I shrugged my shoulders. “I can’t figure it out either. At first I thought I was afraid of the violence, but that’s not really it. The only thing I’m sure of is that I can’t live that life anymore.”
“You know I can’t help you with Condon and Rico.” He spoke softly, admitting his own impotence. “They called me this afternoon, told me they had an arrest warrant and I should be prepared to violate you. They didn’t care about your background, didn’t care if you went to jail for child abuse or tax evasion, but when I told them you were in Cortlandt, they got real interested. Then they called back a couple of hours later and told me you decided to cooperate. I think—”
“Don’t violate me, Simon.” The abrupt change of subject brought him up short. “If you don’t violate me, if you talk to the court, I have a shot at a low bail. That’s why I came over here. To ask you not to violate me if I turn Condon and Rico down. It’s my only chance.”

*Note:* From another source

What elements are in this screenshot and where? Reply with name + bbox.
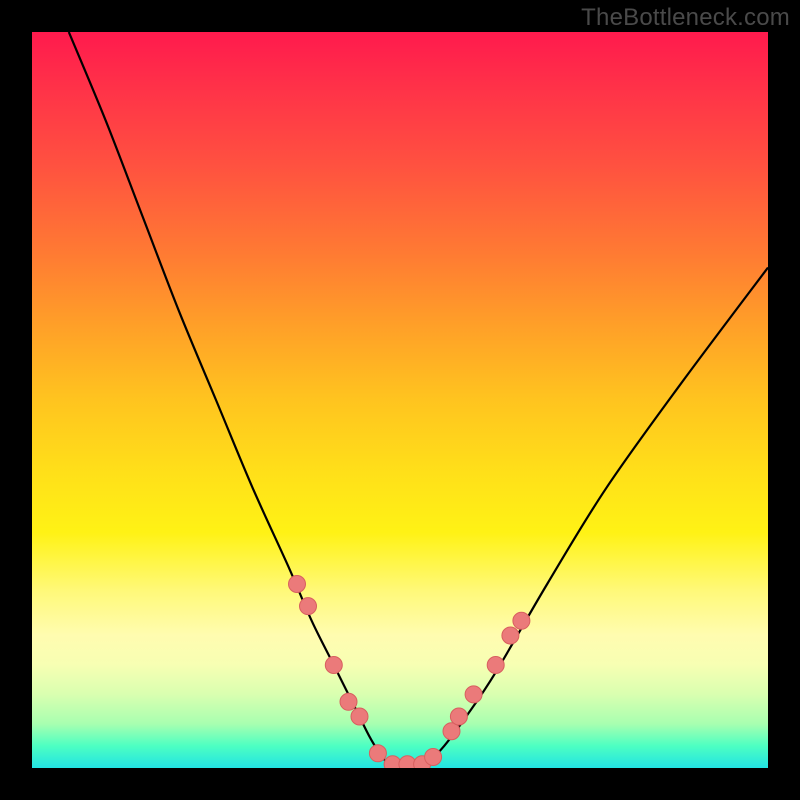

He shifted in the chair, crossed his legs, then uncrossed them. “If I didn’t violate you, my supervisor would. It’s an automatic when there’s an arrest. Even if you made bail before my supervisor found out, Condon and Rico would re-arrest you. I don’t know if you plan on running, but if you do, you’d be better off making your move before you get arrested.”
“Dadddddyyyyy. Daddddyyyyyyy.”
“That’s my little girl,” Simon said, as if it was some kind of a mystery. “I’ll be there in a minute, honey.” He shook his head. “I shouldn’t have waited so long to get married and have kids. This shit is too crazy for a man my age.”
“Anytime you wanna trade lives, Simon, you just let me know.”
It was nearly eleven by the time I got back to The Ludlum Foundation, an hour past the curfew. Sing-Sing was alone at the security desk in the lobby. He smiled as I walked into the building.
“You late, man.”
“Is that a problem?”
“Not with me. You wanna do a few lines?” He held up a small vial filled with white powder. “It’s bad shit, bro. First cut.”
“Look here, man. What I want is to be left alone. You understand what I’m telling you?”
He threw up his hands. “Chill, man. I know you got your own thing happenin’. And I got my thing. We jus’ two lonely bidnessmen happen to be stayin’ at the same hotel.”
I walked up the stairs to find four men in my room. Three of them were roommates, but the fourth was a stranger. He was sitting on my bed, pulling on a quart bottle of Thunderbird. I went off on him without even thinking about it.
“Where the fuck do you think you’re sitting?” I slapped the bottle out of his hand and ripped him off the bed.
“I didn’t mean nothin’, man.”
His eyes were filled with terror, but his breath stunk of cheap wine. I sent him flying after the bottle.
“He didn’t mean nothin’,” Monty said.
“Listen, you alkie bastard, nobody sits on my bed without my permission. And nobody touches my shit.” I took out a twenty and laid it on the small table next to my bed. “You see this money? This twenty disappears and I’m comin’ to
you
to get it back.”
“Oh, shit, don’t leave it there, Pete. You leave it there, somebody’s gonna take it. Nobody’ll sit on your bed. I promise. Never again.”
I picked up the twenty and put it back in my pocket. “This bed is mine for as long as I’m staying here. It’s my property, my home. You don’t enter my home or use my property without permission. I don’t wanna hear any bullshit about how you got drunk and forgot. Now it’s late and I’m gonna go to sleep. Take the bottle and find someplace else to fry your livers.”
They filed out of the room, glad to be rid of me. I closed the door behind them and washed my face in the sink. There was no good reason for me to go off on four hapless juicers. The point could have been made without violence. But I was frustrated and angry and perfectly willing to play by prison rules. If Sing-Sing had challenged me in the lobby, I would have taken it out on him.